Après plusieurs péripéties juridiques et deux ans de chômage, Thierry Navarro a fini par être réintégré par les prudhommes le 9 février 2016 dans ses fonctions antérieures. Ayant de la suite dans les idées, le secrétaire général de l'URI CFDT, Alain Mischler, a fait appel. Il a engagé une nouvelle procédure de licenciement, au motif que Thierry Navarro refusait une modification de son contrat de travail « induite par sa non réélection comme membre du conseil régional [de la CFDT] ». Mais comme son collègue il y a trois ans, l'inspectrice du travail bisontine Cécile Bernet a rejeté le licenciement le 12 mai dernier.

L'URI CFDT « fait appel de toutes les procédures »

Alain Mischler a deux mois pour former un recours hiérarchique auprès de la ministre du travail, Myriam El Khomri, afin qu'elle autorise le licenciement. Comme il nous a déclaré avoir « fait appel de toutes les procédures », il devrait en toute logique le faire. Dans ce cas, la ministre du travail serait bien inspirée de réfléchir à deux fois, car saisi avant elle d'un premier recours, son prédécesseur Michel Sapin, qui avait déjà autorisé le premier licenciement refusé par l'inspecteur du travail, a vu sa décision annulée par le tribunal administratif de Besançon le 1er octobre 2015, sans que l'Etat ne fasse appel.

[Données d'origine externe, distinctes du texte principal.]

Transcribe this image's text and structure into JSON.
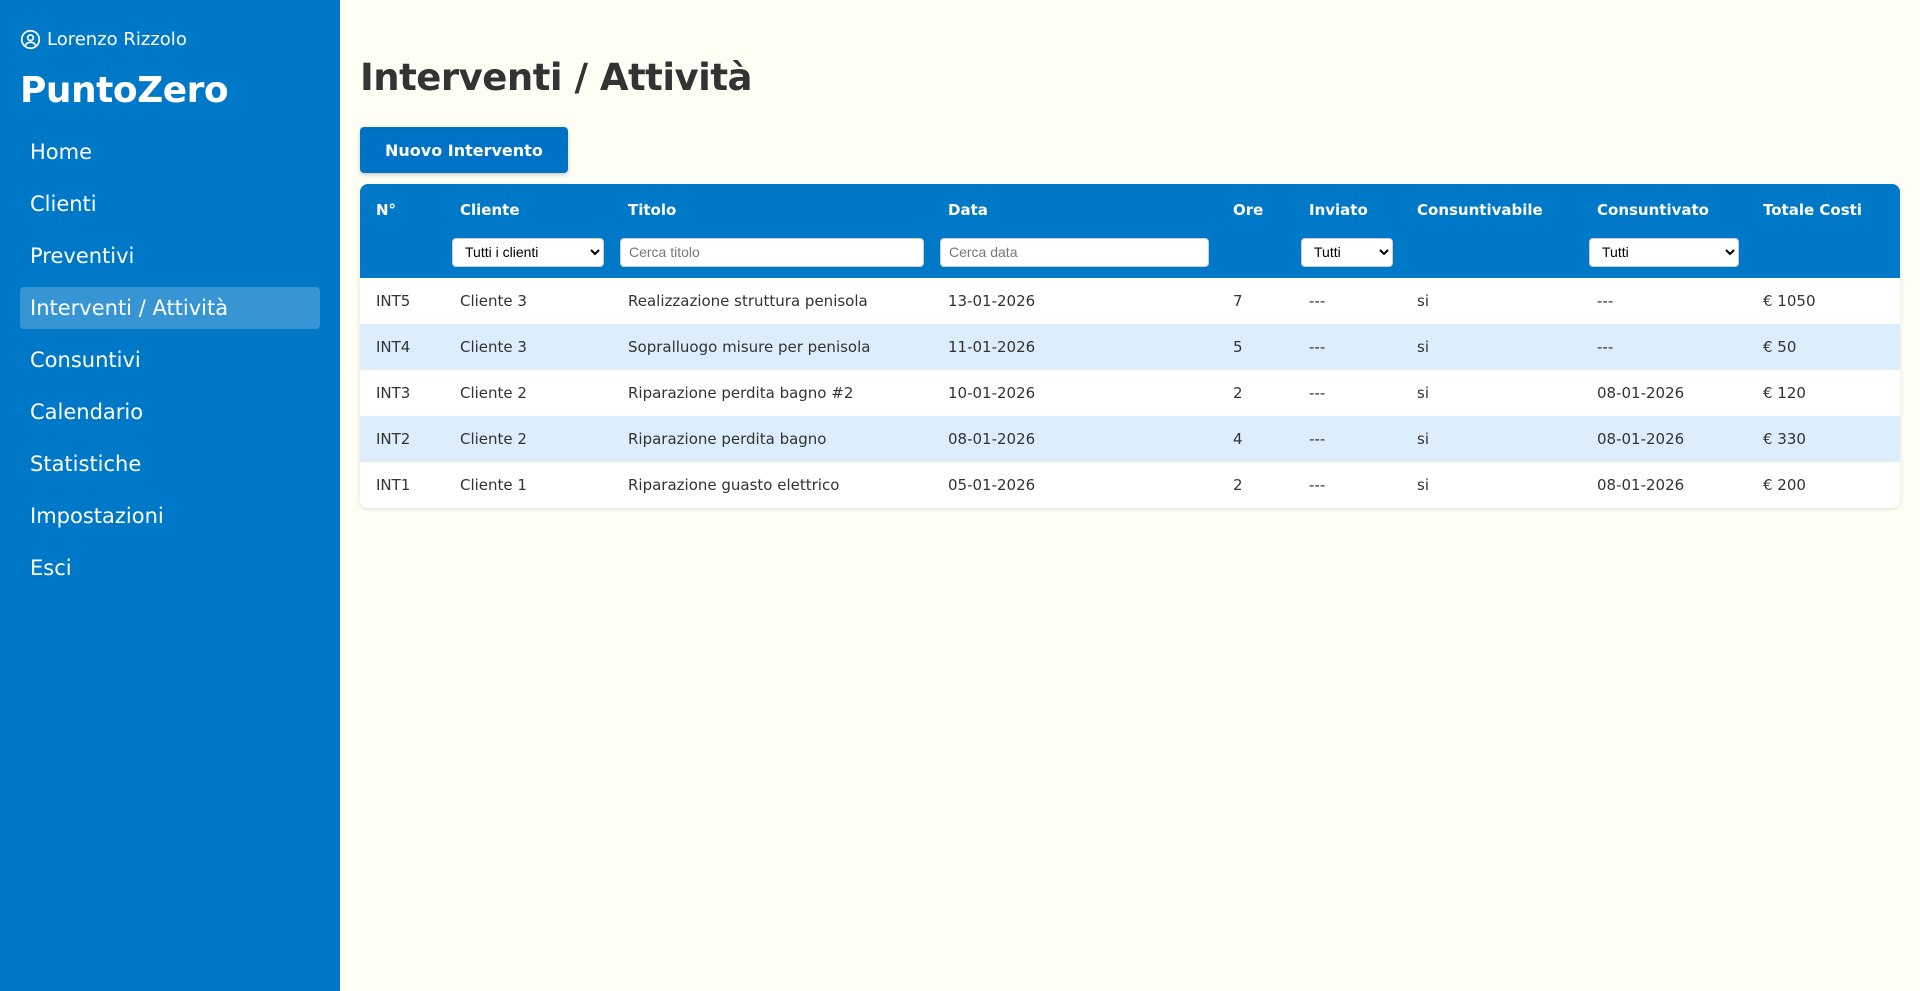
{
  "sidebar": {
    "user_name": "Lorenzo Rizzolo",
    "brand": "PuntoZero",
    "items": [
      {
        "label": "Home"
      },
      {
        "label": "Clienti"
      },
      {
        "label": "Preventivi"
      },
      {
        "label": "Interventi / Attività"
      },
      {
        "label": "Consuntivi"
      },
      {
        "label": "Calendario"
      },
      {
        "label": "Statistiche"
      },
      {
        "label": "Impostazioni"
      },
      {
        "label": "Esci"
      }
    ]
  },
  "main": {
    "title": "Interventi / Attività",
    "new_button": "Nuovo Intervento"
  },
  "table": {
    "headers": [
      "N°",
      "Cliente",
      "Titolo",
      "Data",
      "Ore",
      "Inviato",
      "Consuntivabile",
      "Consuntivato",
      "Totale Costi"
    ],
    "filters": {
      "cliente_selected": "Tutti i clienti",
      "titolo_placeholder": "Cerca titolo",
      "data_placeholder": "Cerca data",
      "inviato_selected": "Tutti",
      "consuntivato_selected": "Tutti"
    },
    "rows": [
      [
        "INT5",
        "Cliente 3",
        "Realizzazione struttura penisola",
        "13-01-2026",
        "7",
        "---",
        "si",
        "---",
        "€ 1050"
      ],
      [
        "INT4",
        "Cliente 3",
        "Sopralluogo misure per penisola",
        "11-01-2026",
        "5",
        "---",
        "si",
        "---",
        "€ 50"
      ],
      [
        "INT3",
        "Cliente 2",
        "Riparazione perdita bagno #2",
        "10-01-2026",
        "2",
        "---",
        "si",
        "08-01-2026",
        "€ 120"
      ],
      [
        "INT2",
        "Cliente 2",
        "Riparazione perdita bagno",
        "08-01-2026",
        "4",
        "---",
        "si",
        "08-01-2026",
        "€ 330"
      ],
      [
        "INT1",
        "Cliente 1",
        "Riparazione guasto elettrico",
        "05-01-2026",
        "2",
        "---",
        "si",
        "08-01-2026",
        "€ 200"
      ]
    ]
  },
  "colors": {
    "sidebar": "#0078c8",
    "header": "#0078c8",
    "row_alt": "#dcedfb",
    "page_bg": "#fefef5"
  },
  "active_nav_index": 3
}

C'est d'ailleurs parce qu'il tardait à voir l'URI appliquer cette décision d'annulation de son licenciement que Thierry Navarro a saisi les prud'hommes le 14 décembre 2015 pour être réintégré. Ce qu'ils ont fait, on l'a vu, le 9 février dernier. En attendant l'appel, il est donc retourné dans les locaux de l'UD de Haute-Saône, dans le quartier du Montmarin à Vesoul. « On lui demande de faire un travail différent », dit Alain Mischler. Un nouveau secrétaire de l'UD, Laurent Coradini, a en effet été élu lors du congrès de mai 2013 sur la liste Mischler avec 85% des voix. Thierry Navarro n'avait eu que 5%, mais n'y avait pas assisté, étant en congé de formation.

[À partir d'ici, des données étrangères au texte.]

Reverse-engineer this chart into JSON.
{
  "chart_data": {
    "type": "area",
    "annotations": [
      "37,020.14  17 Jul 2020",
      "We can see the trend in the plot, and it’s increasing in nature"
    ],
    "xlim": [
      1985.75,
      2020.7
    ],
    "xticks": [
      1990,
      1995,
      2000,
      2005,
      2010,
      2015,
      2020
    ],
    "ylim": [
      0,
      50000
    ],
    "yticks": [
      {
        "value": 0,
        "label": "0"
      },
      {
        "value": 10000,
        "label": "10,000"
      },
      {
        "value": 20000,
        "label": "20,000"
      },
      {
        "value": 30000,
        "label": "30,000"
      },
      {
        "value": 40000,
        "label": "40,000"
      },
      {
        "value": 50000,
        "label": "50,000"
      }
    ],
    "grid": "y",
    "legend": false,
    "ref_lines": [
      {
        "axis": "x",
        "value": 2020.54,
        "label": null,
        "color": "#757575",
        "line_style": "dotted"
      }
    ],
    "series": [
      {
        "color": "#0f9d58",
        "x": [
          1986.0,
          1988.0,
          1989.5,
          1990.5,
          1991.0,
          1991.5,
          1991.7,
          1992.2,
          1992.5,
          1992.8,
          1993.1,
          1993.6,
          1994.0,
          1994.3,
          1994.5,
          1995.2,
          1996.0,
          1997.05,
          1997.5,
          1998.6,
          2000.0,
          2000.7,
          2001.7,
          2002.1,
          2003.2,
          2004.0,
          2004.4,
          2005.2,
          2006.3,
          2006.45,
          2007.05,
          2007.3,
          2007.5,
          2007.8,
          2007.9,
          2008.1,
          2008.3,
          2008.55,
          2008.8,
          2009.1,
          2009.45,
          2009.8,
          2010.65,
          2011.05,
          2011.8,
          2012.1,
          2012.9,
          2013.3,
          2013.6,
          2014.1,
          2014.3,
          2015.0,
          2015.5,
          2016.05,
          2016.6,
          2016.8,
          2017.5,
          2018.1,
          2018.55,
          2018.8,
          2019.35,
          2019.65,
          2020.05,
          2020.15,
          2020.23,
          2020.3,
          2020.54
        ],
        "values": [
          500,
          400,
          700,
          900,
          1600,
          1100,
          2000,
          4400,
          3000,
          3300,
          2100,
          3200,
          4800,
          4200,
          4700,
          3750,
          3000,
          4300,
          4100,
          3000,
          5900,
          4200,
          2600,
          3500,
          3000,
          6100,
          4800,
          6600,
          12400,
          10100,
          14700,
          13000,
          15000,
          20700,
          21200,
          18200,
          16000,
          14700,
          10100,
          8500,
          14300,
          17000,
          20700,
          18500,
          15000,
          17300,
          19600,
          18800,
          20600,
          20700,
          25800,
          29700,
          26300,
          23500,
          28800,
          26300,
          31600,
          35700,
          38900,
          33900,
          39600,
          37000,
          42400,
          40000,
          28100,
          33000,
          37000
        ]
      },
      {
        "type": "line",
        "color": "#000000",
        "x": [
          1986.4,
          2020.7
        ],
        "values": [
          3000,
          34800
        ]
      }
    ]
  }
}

« Un jour la CFDT a arrêté de prélever ma cotisation »

Toujours est-il qu'il occupe un petit bureau à l'UD. Sans consignes précises, il tient une forme de permanence et reçoit les gens... « Je suis sur le même poste qu'avant, permanent, je devrais animer des réunions, représenter la CFDT, comme un directeur puisque je ne suis plus secrétaire départemental ». Mais comment le pourrait-il puisqu'il n'est plus adhérent : « un jour la CFDT a arrêté de prélever ma cotisation, sans que je sois averti... »

Autrement dit, exclus à l'insu de son plein gré. En tout cas, pas démissionnaire : « Alain Mischler m'avait demandé de monter une journée de formation à la sensibilisation au développement durable pour les équipes syndicales, je trouvais que c'était une bonne chose... Je lui ai rendu le travail... » Ce n'est pas allé plus loin.

Pour Alain Mischler, Navarro a « voulu prendre le pouvoir régional de façon non orthodoxe. Il voulait devenir secrétaire général de l'URI vers 2012, il a pris des gens avec lui, a voulu que l'UD 70 ne soit plus pilotée par l'URI... » Pour Thierry Navarro, l'UD 70 avait cette autonomie relative puisque dotée de la personnalité juridique. C'est un autre motif de divergence qui a été tranché assez brutalement avec la mise sous tutelle par la confédération.

Le procédé a d'ailleurs été utilisé avec le syndicat du commerce d'Ile-de-France qui s'opposait à la réforme du travail du dimanche qu'acceptait la confédération. Mis sous tutelle au début de l'année, serrures changées et comptes bancaires bloqués, il est devenu indépendant et a moins de moyens, laissant la place à une nouvelle direction sans troupes... C'est aussi arrivé au syndicat de la RATP, au syndicat interco de la Manche, désormais affilié à l'UNSA.

« C'est vrai qu'on a perdu des plumes »

En Haute-Saône, trois syndicats ont d'ailleurs quitté la CFDT : les santé-sociaux et les transports sont passés à FO, la section Fuji Seal à la CGT, d'autres pourraient suivre. « C'est vrai qu'on a perdu des plumes », reconnaît Alain Mischler, « mais on a augmenté le nombre des adhérents de 1% en 2015 après une baisse de 0,3% en 2014. »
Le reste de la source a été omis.